Short-Term rental income can be three to five times higher than traditional rental income. That makes sense, because as your rental terms get shorter you transform from landlord to hotelier. If you can handle housekeeping, booking, and all the extra effort (or find someone to do it for you), the rewards are rich.
Consider the sample case of a $992,000 property. With a 20% down payment, your mortgage is $763,600. At an interest rate of 4.2%, you’re paying $46,570 a year for the mortgage. Add 50% to that for taxes, utilities, insurance, and maintenance, and you’re paying $69,855 a year.

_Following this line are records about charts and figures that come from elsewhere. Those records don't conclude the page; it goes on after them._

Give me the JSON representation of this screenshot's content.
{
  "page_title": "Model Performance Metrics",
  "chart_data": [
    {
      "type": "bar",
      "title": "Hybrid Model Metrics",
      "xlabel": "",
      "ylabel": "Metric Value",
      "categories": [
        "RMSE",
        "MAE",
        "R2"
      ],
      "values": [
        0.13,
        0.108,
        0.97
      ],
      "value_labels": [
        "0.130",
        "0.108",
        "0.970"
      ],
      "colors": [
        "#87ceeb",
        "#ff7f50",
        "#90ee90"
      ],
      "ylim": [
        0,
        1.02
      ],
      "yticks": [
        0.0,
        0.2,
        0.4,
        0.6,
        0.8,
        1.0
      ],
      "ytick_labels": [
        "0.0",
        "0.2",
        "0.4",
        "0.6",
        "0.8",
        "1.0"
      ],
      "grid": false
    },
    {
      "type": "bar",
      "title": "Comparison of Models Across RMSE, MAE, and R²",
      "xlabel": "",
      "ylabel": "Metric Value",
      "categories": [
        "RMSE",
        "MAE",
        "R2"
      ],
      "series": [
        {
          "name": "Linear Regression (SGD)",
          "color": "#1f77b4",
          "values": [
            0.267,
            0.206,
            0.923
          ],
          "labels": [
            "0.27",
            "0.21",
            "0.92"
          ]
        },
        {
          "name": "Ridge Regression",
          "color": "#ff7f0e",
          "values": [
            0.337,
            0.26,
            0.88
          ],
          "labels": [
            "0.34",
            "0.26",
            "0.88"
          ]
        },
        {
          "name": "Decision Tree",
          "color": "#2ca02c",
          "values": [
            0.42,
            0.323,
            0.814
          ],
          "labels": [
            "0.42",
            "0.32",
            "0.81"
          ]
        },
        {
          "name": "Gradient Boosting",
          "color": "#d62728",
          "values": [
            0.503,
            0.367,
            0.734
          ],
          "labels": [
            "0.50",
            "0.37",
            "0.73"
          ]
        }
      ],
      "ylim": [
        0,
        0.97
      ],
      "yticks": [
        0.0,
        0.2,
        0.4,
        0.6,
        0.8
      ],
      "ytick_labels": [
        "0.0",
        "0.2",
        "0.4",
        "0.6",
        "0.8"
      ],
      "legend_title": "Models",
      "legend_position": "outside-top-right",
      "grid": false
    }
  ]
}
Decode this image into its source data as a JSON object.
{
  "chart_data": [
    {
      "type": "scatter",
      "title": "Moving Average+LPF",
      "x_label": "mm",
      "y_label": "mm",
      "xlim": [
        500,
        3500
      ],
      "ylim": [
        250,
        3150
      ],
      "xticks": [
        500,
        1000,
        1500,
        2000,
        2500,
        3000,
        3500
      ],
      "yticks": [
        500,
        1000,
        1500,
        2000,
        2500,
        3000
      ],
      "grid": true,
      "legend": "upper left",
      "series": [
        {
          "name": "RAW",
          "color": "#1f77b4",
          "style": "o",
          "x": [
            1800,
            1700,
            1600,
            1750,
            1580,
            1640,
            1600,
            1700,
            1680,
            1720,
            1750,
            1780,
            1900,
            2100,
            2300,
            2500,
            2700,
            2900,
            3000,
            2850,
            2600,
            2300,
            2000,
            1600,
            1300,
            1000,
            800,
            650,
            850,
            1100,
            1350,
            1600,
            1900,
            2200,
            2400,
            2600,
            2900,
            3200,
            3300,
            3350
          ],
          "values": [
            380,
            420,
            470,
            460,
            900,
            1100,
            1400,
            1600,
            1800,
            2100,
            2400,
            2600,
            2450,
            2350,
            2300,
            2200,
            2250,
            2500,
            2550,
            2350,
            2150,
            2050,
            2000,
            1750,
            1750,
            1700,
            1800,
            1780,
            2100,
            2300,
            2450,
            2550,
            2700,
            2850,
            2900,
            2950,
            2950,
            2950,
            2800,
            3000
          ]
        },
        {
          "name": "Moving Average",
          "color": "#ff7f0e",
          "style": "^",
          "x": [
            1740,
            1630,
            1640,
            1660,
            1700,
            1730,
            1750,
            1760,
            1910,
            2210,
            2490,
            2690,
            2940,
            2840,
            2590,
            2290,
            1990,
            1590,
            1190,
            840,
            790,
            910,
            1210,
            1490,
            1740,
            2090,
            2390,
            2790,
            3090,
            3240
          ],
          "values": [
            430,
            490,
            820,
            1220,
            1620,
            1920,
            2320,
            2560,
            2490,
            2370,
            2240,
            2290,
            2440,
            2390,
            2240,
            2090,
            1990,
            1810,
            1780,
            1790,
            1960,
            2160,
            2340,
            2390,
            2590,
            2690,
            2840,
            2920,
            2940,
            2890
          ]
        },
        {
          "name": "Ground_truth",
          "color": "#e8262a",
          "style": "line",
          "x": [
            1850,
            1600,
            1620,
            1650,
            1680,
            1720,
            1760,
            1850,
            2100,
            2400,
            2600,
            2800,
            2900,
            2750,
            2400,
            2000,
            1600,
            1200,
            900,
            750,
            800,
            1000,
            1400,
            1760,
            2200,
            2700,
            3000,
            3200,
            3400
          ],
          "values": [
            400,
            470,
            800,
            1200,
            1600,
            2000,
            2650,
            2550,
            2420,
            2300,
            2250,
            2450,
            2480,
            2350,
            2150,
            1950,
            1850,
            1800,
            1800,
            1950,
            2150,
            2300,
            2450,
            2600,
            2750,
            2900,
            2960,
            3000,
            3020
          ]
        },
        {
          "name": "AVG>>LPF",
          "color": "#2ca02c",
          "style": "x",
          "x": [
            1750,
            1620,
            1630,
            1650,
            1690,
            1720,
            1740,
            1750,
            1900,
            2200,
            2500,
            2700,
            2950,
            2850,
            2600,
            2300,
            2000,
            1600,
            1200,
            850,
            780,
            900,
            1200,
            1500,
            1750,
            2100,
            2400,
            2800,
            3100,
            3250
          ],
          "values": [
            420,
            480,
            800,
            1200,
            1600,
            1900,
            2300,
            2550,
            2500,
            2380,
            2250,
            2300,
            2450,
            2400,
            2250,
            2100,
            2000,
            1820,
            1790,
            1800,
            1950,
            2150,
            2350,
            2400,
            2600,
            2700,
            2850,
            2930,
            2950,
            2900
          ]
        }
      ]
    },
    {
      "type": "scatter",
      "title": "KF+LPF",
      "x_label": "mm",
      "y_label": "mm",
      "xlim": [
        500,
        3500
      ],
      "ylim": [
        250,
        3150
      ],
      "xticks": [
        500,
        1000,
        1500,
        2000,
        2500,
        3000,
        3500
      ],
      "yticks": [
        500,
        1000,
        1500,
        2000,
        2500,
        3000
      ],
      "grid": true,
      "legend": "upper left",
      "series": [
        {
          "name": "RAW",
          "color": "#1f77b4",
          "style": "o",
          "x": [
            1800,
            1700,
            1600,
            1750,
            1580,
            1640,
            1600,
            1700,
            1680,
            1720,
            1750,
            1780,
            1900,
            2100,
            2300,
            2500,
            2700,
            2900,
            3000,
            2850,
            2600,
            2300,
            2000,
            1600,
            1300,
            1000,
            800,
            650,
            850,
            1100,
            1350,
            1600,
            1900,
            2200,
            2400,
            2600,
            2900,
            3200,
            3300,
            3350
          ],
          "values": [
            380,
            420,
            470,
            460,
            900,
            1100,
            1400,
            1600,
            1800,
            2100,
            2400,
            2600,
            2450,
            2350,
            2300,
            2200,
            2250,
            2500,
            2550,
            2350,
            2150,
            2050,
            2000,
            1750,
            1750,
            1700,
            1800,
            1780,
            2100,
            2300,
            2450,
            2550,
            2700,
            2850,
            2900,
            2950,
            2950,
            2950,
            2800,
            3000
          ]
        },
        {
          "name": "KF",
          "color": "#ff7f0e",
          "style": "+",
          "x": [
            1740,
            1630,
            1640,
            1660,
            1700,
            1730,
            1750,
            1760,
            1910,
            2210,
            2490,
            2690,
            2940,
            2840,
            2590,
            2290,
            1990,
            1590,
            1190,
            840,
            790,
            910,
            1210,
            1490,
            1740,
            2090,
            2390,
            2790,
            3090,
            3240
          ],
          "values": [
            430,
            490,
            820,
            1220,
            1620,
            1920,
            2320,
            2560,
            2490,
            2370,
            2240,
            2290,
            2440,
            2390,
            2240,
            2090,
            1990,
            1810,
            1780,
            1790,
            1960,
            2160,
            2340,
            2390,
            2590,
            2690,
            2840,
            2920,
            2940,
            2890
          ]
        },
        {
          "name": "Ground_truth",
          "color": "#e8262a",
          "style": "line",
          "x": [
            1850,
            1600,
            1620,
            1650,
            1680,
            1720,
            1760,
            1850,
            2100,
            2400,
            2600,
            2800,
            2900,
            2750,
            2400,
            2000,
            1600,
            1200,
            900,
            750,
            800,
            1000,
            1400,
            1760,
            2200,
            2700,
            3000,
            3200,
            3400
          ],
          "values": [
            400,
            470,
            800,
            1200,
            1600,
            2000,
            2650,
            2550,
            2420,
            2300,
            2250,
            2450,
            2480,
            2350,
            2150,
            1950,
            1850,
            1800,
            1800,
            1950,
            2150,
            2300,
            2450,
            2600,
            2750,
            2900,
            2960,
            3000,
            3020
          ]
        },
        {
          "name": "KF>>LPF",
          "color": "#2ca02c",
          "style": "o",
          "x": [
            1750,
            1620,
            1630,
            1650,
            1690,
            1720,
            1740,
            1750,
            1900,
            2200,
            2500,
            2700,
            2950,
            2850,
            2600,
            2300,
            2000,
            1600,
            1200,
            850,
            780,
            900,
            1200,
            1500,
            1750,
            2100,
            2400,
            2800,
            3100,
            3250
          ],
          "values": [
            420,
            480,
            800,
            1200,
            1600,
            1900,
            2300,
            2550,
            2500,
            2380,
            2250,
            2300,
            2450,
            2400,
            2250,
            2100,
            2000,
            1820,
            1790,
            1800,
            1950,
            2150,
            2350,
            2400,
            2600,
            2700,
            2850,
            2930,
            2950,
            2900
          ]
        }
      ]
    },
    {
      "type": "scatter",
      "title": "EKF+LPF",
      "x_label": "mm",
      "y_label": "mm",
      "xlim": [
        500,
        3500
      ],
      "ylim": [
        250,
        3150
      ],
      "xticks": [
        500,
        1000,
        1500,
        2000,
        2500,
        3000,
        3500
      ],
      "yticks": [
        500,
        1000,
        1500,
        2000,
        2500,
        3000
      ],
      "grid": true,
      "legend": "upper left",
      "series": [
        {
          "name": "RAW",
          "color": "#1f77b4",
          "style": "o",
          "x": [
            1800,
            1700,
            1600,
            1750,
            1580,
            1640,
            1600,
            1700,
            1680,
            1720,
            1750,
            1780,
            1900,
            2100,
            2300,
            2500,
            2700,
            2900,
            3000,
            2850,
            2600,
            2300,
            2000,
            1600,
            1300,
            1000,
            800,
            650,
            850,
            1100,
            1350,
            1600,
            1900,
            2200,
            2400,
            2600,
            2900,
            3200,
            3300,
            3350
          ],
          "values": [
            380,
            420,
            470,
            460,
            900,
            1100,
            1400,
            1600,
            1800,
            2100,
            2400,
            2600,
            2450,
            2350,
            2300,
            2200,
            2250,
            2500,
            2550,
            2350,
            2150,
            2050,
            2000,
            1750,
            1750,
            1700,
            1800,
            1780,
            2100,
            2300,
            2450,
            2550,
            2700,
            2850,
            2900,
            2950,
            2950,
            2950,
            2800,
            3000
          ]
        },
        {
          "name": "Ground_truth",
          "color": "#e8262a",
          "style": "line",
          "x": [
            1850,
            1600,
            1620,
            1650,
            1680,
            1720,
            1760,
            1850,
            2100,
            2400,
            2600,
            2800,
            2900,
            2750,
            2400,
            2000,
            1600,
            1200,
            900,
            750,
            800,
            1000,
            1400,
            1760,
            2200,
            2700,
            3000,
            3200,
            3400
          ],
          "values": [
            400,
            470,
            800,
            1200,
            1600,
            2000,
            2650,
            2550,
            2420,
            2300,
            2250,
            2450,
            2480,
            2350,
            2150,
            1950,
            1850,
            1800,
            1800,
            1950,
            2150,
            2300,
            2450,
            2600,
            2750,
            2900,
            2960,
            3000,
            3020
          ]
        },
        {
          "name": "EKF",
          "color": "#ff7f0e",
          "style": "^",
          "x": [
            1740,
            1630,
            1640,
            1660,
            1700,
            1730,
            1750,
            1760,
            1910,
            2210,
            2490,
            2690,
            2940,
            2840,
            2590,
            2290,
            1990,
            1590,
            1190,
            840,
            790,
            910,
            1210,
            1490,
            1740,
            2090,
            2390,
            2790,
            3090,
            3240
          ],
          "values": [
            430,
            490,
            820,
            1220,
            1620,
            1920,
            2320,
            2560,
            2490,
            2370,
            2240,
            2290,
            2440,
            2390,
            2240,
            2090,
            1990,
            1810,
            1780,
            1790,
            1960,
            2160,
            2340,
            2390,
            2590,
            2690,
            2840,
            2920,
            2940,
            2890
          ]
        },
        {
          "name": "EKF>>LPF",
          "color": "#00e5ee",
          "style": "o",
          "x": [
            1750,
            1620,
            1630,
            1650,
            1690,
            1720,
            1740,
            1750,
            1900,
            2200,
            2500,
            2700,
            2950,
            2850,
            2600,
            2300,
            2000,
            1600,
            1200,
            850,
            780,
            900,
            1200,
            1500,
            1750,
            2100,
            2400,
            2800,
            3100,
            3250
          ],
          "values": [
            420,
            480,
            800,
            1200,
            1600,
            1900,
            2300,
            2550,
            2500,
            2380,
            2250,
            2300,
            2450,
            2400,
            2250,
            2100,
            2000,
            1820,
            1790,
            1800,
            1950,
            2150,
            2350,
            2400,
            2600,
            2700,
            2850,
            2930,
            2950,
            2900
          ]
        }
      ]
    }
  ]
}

At a monthly rental rate of $5821, you’re just breaking even…paying for everything but ending up with a fully paid off house in 30 years. The median rent according to Trulia is $8200, leaving you with a $2,379 monthly profit ($28,548 annual) if you’re fully booked.
But Vail’s popularity among tourists means the average short term rental rate is $461 a night. What do you get on the short term rental income track?
The base rate is $461. Take a 3% cut to handle listing fees, plus $65 per reservation for housekeeping. Now you’re netting $397 per night. With 365 days in a year and assuming 50% occupancy, you’re pulling in $72,483. Subtract the 30% and you’re at $50,738 profit for the year. That’s almost triple what you’d get for monthly rent!
Well, your down payment was $198,400. Cash on cash, you’re getting a 25.5% annual return. Remember, too, that depreciation and mortgage interest are tax deductible, and that at the end of it all you own the property…well. You could either sell the property and cash out or enjoy an additional $50,738 per year in income. Good luck finding an index fund doing that.